Vote now and contribute to the debate by leaving a comment below.
XY told the court that he was asked by the police to provide information which would lead to a conviction.
"It beggars belief it would ever have been considered, let alone approved".
'I should never have been dragged into that courtroom for people to see me'.
"You just couldn't make it up", Jon Brown, head of development at NSPCC, told the Guardian. The use of such a person by the police has been widely criticised by organisations such as the NSPCC that otherwise would be expected to cheer the careful and effective way the network was uncovered, its victims supported - to the point where 20 of them felt able to give evidence - and so many prosecutions were secured.
One of the defendants, who has been jailed for ten years, told his wife he was going night fishing before he picked up a drunk 15-year-old on the street and raped her.
'However good the force's intentions, their misguided actions run entirely counter to all current child protection procedures and what we know about sex offenders and could have compromised this investigation'.
She said: "They told us what she would do for them for money and drugs or she'd get battered".
But Judge Penny Moreland rejected his evidence in its entirity, describing it as "inherently unreliable" and "clearly dishonest".
"But I'm very, very surprised at this as a tactic".
'No matter what I do, it will affect my family'.
He said: 'They (the police) would not show me their badges.
"But when it comes to child sexual abuse, I've prosecuted offenders in their 70s and 80s - they don't change their behaviour invariably".
'I didn't know if they were there to protect me. "These victims have had to endure multiple abuse and multiple failings of those who are tasked with safeguarding them". Yes, I may have had a bad past but when I left prison I tried to make a difference.

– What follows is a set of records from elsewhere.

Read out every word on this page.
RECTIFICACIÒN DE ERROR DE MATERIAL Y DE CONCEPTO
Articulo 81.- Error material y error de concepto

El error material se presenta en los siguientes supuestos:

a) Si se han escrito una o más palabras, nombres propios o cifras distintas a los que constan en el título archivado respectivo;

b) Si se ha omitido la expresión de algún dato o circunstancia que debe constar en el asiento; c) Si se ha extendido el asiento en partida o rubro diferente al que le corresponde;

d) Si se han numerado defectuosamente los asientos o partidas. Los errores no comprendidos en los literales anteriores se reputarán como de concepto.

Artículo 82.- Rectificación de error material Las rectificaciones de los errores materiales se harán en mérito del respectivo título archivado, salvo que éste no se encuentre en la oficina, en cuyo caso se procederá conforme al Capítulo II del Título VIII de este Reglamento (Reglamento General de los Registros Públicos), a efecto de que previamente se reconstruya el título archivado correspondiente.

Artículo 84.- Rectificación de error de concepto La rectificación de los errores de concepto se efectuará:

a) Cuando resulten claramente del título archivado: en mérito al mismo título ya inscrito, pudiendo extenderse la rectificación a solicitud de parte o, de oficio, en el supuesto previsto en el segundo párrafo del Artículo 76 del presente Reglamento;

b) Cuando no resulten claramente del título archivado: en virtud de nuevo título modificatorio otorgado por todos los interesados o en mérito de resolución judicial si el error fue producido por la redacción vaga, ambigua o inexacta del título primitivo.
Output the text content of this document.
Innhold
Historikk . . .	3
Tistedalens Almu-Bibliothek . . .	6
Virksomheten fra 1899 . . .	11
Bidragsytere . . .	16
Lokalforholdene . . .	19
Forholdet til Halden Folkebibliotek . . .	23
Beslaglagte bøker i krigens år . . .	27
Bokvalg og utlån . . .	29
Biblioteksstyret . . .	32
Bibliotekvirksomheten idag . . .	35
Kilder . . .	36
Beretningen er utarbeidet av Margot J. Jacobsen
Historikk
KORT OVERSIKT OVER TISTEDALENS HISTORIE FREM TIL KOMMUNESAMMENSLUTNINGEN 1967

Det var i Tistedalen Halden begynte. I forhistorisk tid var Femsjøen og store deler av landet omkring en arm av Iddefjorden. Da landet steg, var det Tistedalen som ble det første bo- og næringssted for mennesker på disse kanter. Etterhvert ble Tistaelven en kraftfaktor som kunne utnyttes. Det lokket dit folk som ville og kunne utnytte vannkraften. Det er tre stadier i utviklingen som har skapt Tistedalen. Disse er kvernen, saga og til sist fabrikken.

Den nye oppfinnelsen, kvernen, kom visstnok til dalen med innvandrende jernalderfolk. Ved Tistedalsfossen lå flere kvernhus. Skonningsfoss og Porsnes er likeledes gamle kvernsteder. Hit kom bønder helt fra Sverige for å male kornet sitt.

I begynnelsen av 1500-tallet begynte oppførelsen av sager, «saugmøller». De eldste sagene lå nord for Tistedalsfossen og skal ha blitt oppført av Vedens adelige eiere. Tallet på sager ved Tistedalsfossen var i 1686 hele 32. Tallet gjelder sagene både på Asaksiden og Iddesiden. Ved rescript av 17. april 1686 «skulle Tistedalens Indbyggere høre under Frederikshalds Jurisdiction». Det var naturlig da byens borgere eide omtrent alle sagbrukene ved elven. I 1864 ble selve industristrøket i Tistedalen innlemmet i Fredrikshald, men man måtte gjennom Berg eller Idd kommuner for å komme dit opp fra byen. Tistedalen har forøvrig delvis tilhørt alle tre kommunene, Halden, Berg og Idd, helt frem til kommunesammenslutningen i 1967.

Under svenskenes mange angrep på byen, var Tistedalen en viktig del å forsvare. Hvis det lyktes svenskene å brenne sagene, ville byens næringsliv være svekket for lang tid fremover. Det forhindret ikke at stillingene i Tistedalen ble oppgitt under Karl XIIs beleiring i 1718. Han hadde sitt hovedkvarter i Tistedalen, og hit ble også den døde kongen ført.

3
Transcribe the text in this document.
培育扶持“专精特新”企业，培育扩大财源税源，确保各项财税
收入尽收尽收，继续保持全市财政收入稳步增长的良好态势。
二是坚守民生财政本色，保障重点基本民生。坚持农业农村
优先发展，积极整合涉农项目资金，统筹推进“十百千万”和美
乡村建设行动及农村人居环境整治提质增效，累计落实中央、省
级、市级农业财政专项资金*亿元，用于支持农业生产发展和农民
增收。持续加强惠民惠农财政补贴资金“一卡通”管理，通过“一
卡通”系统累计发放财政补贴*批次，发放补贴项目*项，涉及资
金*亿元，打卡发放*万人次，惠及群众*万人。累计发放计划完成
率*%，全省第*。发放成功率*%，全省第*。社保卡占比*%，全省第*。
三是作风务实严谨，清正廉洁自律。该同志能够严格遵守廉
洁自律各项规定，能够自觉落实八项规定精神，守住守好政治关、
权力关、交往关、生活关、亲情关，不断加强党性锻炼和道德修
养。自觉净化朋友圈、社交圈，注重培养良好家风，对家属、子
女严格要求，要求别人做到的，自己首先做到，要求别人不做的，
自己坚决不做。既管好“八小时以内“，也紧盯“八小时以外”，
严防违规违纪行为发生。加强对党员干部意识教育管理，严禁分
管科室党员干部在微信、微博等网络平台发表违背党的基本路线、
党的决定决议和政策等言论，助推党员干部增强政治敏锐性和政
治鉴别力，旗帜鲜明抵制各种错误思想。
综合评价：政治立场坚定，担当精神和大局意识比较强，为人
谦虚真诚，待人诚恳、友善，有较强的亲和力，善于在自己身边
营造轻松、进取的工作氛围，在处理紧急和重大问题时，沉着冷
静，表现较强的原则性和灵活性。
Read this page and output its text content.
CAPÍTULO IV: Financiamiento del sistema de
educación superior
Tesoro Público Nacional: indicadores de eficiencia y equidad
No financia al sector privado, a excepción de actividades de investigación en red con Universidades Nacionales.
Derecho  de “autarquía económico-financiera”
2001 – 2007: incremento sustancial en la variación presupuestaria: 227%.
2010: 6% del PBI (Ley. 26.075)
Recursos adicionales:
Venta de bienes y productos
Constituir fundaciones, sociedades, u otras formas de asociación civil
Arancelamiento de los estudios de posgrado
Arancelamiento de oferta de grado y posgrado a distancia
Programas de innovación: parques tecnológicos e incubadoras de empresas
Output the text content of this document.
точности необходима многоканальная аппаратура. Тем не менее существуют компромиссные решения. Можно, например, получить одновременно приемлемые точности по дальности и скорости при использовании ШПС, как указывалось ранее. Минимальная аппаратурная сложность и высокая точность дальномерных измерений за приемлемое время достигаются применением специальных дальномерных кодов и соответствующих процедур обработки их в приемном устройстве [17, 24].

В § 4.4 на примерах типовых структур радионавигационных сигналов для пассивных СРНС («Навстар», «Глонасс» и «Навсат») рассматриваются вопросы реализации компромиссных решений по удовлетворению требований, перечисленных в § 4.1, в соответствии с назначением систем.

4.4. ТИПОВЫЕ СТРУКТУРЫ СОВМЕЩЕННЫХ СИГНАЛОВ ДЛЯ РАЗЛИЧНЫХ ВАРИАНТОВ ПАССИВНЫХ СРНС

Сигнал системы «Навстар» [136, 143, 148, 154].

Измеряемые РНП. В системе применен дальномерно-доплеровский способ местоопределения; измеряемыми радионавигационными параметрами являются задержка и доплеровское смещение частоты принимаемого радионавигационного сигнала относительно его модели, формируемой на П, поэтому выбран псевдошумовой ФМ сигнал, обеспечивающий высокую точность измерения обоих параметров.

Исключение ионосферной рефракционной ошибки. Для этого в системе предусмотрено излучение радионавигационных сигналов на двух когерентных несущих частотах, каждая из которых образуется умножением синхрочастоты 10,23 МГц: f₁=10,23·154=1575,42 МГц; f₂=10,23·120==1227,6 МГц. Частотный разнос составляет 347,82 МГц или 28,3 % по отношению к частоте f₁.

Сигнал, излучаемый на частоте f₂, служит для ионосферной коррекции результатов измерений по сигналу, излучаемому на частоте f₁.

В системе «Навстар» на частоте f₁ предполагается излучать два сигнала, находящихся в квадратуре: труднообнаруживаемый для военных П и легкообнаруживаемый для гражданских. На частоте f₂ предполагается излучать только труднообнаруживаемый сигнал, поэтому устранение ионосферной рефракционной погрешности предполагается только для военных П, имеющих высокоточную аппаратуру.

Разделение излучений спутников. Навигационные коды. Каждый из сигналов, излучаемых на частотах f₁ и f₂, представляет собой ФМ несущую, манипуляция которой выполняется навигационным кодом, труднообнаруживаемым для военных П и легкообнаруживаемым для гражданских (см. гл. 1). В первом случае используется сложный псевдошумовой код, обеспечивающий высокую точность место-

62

However he also said he "was not allowed to be open and honest".XY had become agitated during his evidence and even shouted "f*** off you divvy" to one of the defendants during the hearing.
Defending barristers argued that the public's confidence in the justice system would be undermined if the trials went ahead, given that the rapist XY had acted as an informant, formally known as a Covert Human Intelligence Source, or "CHIS".
That said, whilst the use of such a high-risk informant may have diverted us from celebrating the outcome of the case, there is no doubt that the simplistic "end justifies the means" argument, which has been deployed in a knee-jerk defence of the police action misses the point. The force's handling of XY was investigated by the IPCC, which found no misconduct and made no recommendations.
"However in the case of XY it is clear that his relationships with others have allowed the police to prevent and detect some of the most serious crimes occurring in our communities, this would not have been possible through conventional methods".
"My thanks and those of the people of Northumbria go out today to these fearless women for the tremendous fortitude they showed in relating their often appalling experiences to the court and enduring cross examination in order to convict risky sex offenders".